Ruthie’s food trucks are a real crush. There are four of these that prove that DFW’s hunger for grilled cheese sandwiches can never really be satisfied. Perhaps the most popular (and rightly so) is The Boss – barbecue-sauce brisket soaked in an obscene amount of cheddar cheese and pickled in expertly buttered and grilled sourdough toast.

[Official Website]

lemon sauce

lemon sauce

[Photo: Salsa Limon/Facebook]

The folks behind the burgeoning Fort Worth empire, Salsa Limon, know their way around all kinds of traditional Mexican tacos: lengua, tripas, chorizo, barbacoa. Your food truck, which is often parked on Berry Street near the TCU, has started it all. They grew from humble, no-nonsense truck tacos to multiple restaurants. The next time you’re in Cowtown, check out the truck – and of course order some delicious best-in DFW tacos. You can’t go wrong with the El Capitan, a hearty rock steak with melted cheese, pickled cabbage, onions, and coriander heaped in a butter flour tortilla.

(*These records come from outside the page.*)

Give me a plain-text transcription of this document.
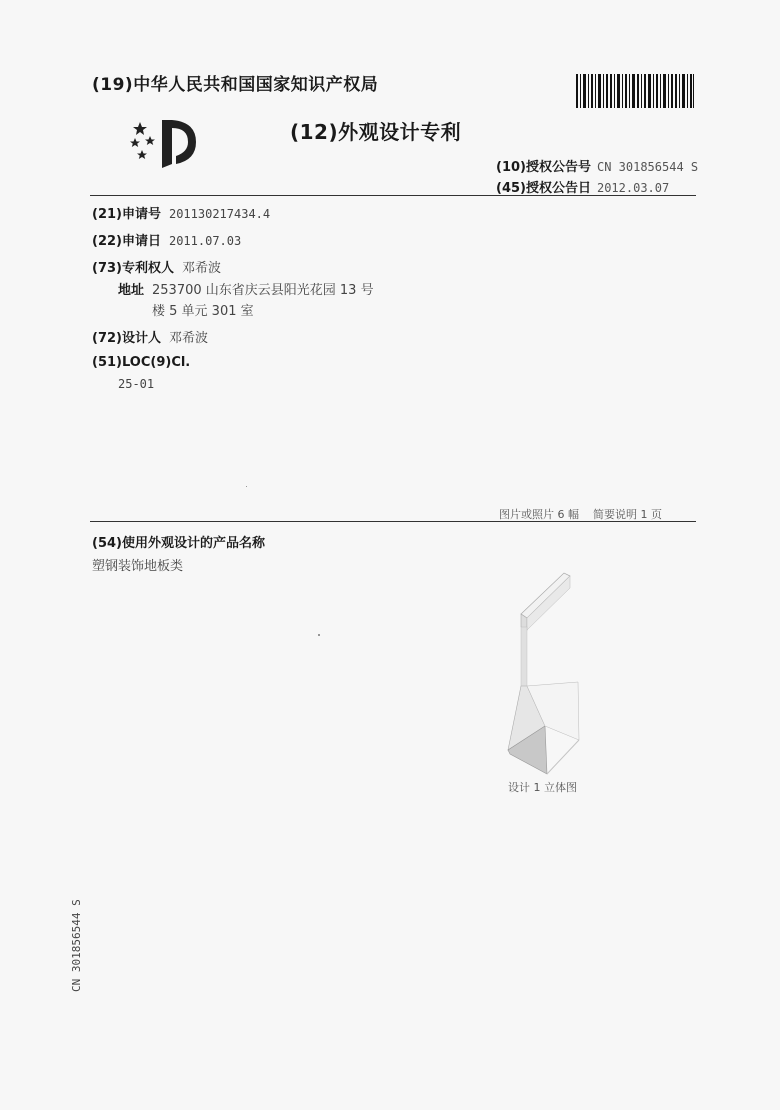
(19)中华人民共和国国家知识产权局
(12)外观设计专利
(10)授权公告号 CN 301856544 S
(45)授权公告日 2012.03.07
(21)申请号 201130217434.4
(22)申请日 2011.07.03
(73)专利权人 邓希波
地址 253700 山东省庆云县阳光花园 13 号
楼 5 单元 301 室
(72)设计人 邓希波
(51)LOC(9)Cl.
25-01
图片或照片 6 幅 简要说明 1 页
(54)使用外观设计的产品名称
塑钢装饰地板类
设计 1 立体图
CN 301856544 S
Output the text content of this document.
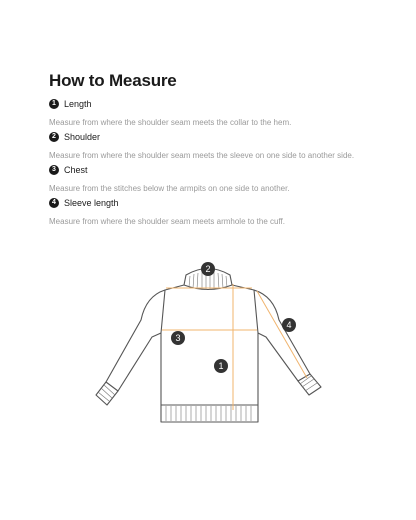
How to Measure
1 Length
Measure from where the shoulder seam meets the collar to the hem.
2 Shoulder
Measure from where the shoulder seam meets the sleeve on one side to another side.
3 Chest
Measure from the stitches below the armpits on one side to another.
4 Sleeve length
Measure from where the shoulder seam meets armhole to the cuff.
1
2
3
4
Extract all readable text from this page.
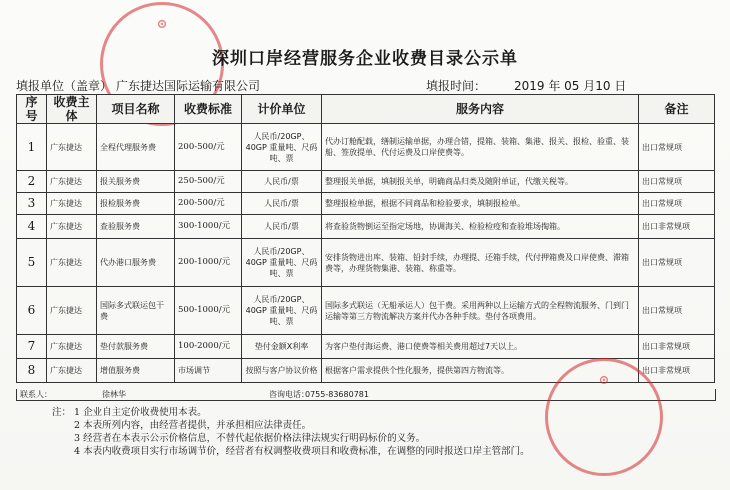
⊙
深圳口岸经营服务企业收费目录公示单
填报单位（盖章） 广东捷达国际运输有限公司	填报时间： 2019 年 05 月10 日
序号	收费主体	项目名称	收费标准	计价单位	服务内容	备注
1	广东捷达	全程代理服务费	200-500/元	人民币/20GP、40GP 重量吨、尺码吨、票	代办订舱配载，缮制运输单据，办理合错，提箱、装箱、集港、报关、报检、验重、装船、签放提单、代付运费及口岸使费等。	出口常规项
2	广东捷达	报关服务费	250-500/元	人民币/票	整理报关单据，填制报关单，明确商品归类及随附单证，代缴关税等。	出口常规项
3	广东捷达	报检服务费	200-500/元	人民币/票	整理报检单据，根据不同商品和检验要求，填制报检单。	出口常规项
4	广东捷达	查验服务费	300-1000/元	人民币/票	将查验货物倒运至指定场地，协调海关、检验检疫和查验堆场掏箱。	出口非常规项
5	广东捷达	代办港口服务费	200-1000/元	人民币/20GP、40GP 重量吨、尺码吨、票	安排货物进出库、装箱、铅封手续，办理提、还箱手续，代付押箱费及口岸使费、滞箱费等，办理货物集港、装箱、称重等。	出口常规项
6	广东捷达	国际多式联运包干费	500-1000/元	人民币/20GP、40GP 重量吨、尺码吨、票	国际多式联运（无船承运人）包干费。采用两种以上运输方式的全程物流服务、门到门运输等第三方物流解决方案并代办各种手续。垫付各项费用。	出口常规项
7	广东捷达	垫付款服务费	100-2000/元	垫付金额X利率	为客户垫付海运费、港口使费等相关费用超过7天以上。	出口非常规项
8	广东捷达	增值服务费	市场调节	按照与客户协议价格	根据客户需求提供个性化服务，提供第四方物流等。	出口非常规项
联系人：	徐林华	咨询电话：
0755-83680781
注： 1 企业自主定价收费使用本表。
2 本表所列内容，由经营者提供，并承担相应法律责任。
3 经营者在本表示公示价格信息，不替代起依据价格法律法规实行明码标价的义务。
4 本表内收费项目实行市场调节价，经营者有权调整收费项目和收费标准，在调整的同时报送口岸主管部门。
⊙
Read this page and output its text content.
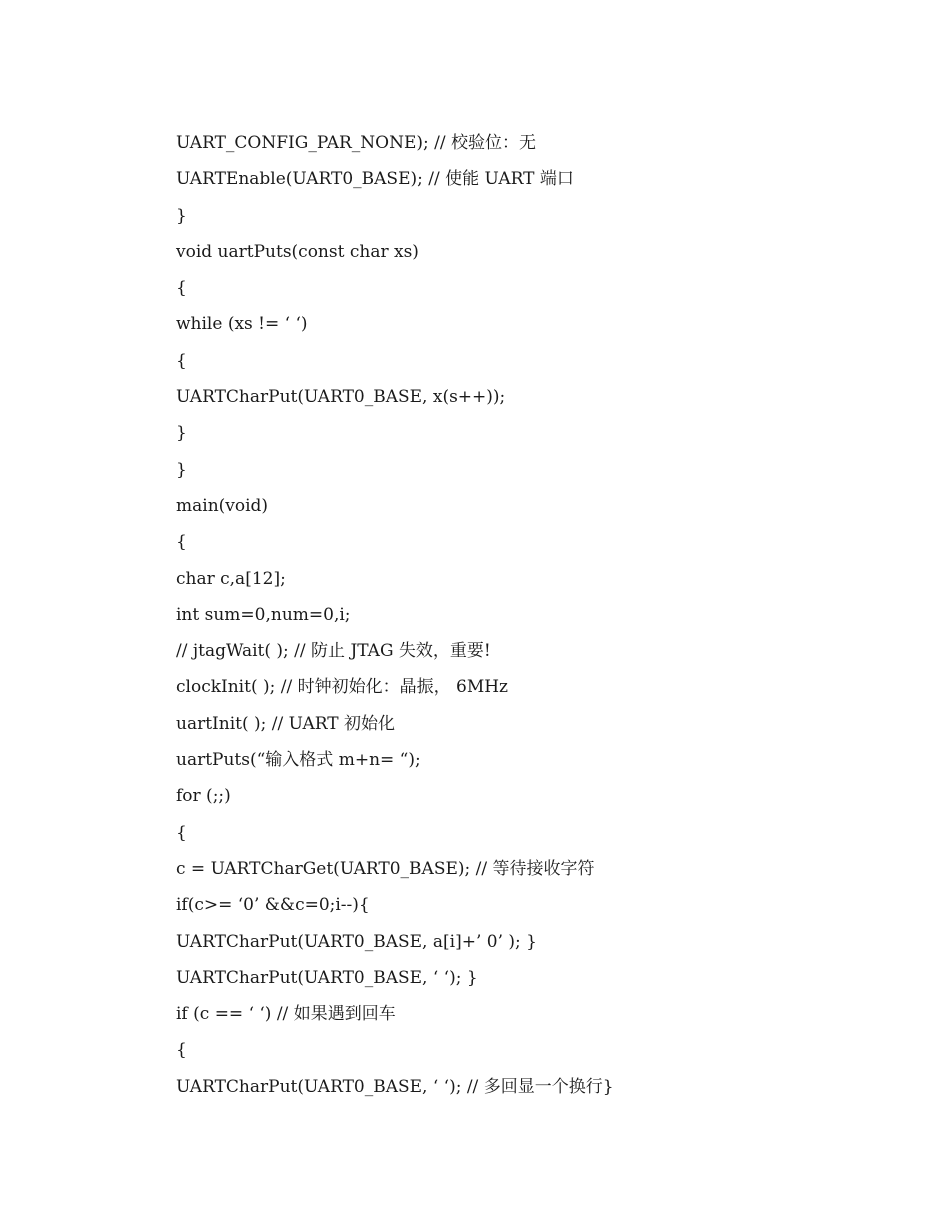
UART_CONFIG_PAR_NONE); // 校验位：无
UARTEnable(UART0_BASE); // 使能 UART 端口
}
void uartPuts(const char xs)
{
while (xs != ‘ ‘)
{
UARTCharPut(UART0_BASE, x(s++));
}
}
main(void)
{
char c,a[12];
int sum=0,num=0,i;
// jtagWait( ); // 防止 JTAG 失效，重要!
clockInit( ); // 时钟初始化：晶振， 6MHz
uartInit( ); // UART 初始化
uartPuts(“输入格式 m+n= “);
for (;;)
{
c = UARTCharGet(UART0_BASE); // 等待接收字符
if(c>= ‘0’ &&c=0;i--){
UARTCharPut(UART0_BASE, a[i]+’ 0’ ); }
UARTCharPut(UART0_BASE, ‘ ‘); }
if (c == ‘ ‘) // 如果遇到回车
{
UARTCharPut(UART0_BASE, ‘ ‘); // 多回显一个换行}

[Official Website] [Facebook]


Say kimchi

[Photo: Say Kimchi/Facebook]

Get to grips with the Cup Bob: rice or pasta, meat choices (you can even choose Spam if you dare) and sauce choices (Bulgogi sauce? Eel sauce? Spicy sauce?) In a cup. It’s customizable, portable, simple, and satisfying: it’s everything food-truck-food should be. Plus, Say Kimchi’s Korean tacos are a bit more inspired than your average version: the white corn tortillas are thoughtfully charred, and the tangy chili sauce is actually hot. The Bulgogi Philly Cheesesteak is also worth trying. It’s a monstrosity no doubt, but it’s pretty good too.

[Official Website]


Ssahm BBQ

[Photo: Ssahm BBQ/Facebook]

Ssahm’s kimchi fries are the unholy, sloppy, sticky, crispy, flavorful Korean fusion version of Tex-Mex enchiladas. They may not be original, nutritionally advisable, or particularly appealing, but when the fries are crisp and crispy, the pork spicy, and the mayo sauce, they’re damn close to the tastiest street food Dallas has to offer.

[Official Website]


Waffle cart

[Photo: Waffle Wagon/Facebook]

A staple of the scene outside the East Side Social Club, Denton’s sprawling Mecca for craft alcohol, the Waffle Wagon (surprise). Most of the menu items read like a mistake – a BLT on a waffle? Chicken Waffle Salad? – but luckily they are all prepared with an enthusiasm and devotion that matches their creativity. The waffles themselves are airy and addicting, and even the eyebrow pairings work – especially after you’ve had a few drinks.

[Official Website]


Eight things

[Photo: Yim Yam Truck/Facebook]

Yim Yam sounds like the name of an app that broadcasts digital millennials buzzwords live. Or maybe the secret name of the illegal currency of a dark corner of the underground internet: “ATTN N00BS GUNS AND DRUGS FOR SALE 5 YIM YAMS OBO.” See, it is neither; It’s a food truck that serves Thai food, but with unexpected disrespect: green curry pork tacos, for example, and Thai chicken wing pops. Chicken wings on sticks! Meat on sticks was sorely lacking in Dallas’ street food oeuvre. Thank you Yim Yam for doing something about this sadness.